Communications in Analysis and Geometry

Volume 31 (2023)

Number 7

On the moduli space of asymptotically flat manifolds with boundary and the constraint equations

Pages: 1849 – 1866

DOI: https://dx.doi.org/10.4310/CAG.2023.v31.n7.a8

Authors

Sven Hirsch (Department of Mathematics, Duke University, Durham, North Carolina, U.S.A.)

Martin Lesourd (Black Hole Initiative, Harvard University, Cambridge, Massachusetts, U.S.A.)

Abstract

Carlotto–Li have generalized Marques’ path connectedness result for positive scalar curvature $R \gt 0$ metrics on closed $3$-manifolds to the case of compact $3$-manifolds with $R \gt 0$ and mean convex boundary $H \gt 0$. Using their result, we show that the space of asymptotically flat metrics with nonnegative scalar curvature and mean convex boundary on $\mathbb{R}^3 \setminus B^3$ is path connected.
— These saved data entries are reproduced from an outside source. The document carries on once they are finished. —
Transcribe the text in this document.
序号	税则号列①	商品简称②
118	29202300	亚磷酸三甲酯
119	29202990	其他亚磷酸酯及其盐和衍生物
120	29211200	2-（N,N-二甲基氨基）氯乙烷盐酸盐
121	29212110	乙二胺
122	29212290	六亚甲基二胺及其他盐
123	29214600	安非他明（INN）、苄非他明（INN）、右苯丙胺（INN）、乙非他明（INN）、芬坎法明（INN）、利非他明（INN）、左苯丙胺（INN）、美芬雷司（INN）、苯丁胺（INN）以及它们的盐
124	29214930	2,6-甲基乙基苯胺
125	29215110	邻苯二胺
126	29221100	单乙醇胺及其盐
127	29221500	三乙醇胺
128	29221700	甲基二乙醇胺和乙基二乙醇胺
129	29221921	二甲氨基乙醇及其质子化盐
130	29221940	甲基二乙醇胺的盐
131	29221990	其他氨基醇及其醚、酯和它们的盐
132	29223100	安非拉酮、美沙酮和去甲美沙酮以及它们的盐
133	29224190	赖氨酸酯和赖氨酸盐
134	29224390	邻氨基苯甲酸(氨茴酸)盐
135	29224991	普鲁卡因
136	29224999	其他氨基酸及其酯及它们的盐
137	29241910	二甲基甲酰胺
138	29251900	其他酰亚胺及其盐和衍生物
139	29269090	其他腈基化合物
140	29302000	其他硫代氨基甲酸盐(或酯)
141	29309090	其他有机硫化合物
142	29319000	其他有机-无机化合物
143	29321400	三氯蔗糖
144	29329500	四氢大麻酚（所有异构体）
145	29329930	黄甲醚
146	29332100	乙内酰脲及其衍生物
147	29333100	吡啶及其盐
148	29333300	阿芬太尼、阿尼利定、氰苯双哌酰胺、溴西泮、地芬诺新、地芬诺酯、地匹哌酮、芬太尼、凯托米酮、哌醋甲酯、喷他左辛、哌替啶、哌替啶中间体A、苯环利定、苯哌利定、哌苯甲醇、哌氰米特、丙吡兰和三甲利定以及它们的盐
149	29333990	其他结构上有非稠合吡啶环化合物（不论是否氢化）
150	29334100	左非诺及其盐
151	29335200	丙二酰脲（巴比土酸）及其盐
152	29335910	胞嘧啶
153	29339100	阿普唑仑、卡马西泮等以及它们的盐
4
The argument bypasses Cerf’s theorem, which was used in Marques’ proof but which becomes inapplicable in the presence of a boundary. We also show path connectedness for a class of maximal initial data sets with marginally outer trapped boundary.

Received 2 March 2020

Accepted 2 September 2021

Published 10 August 2024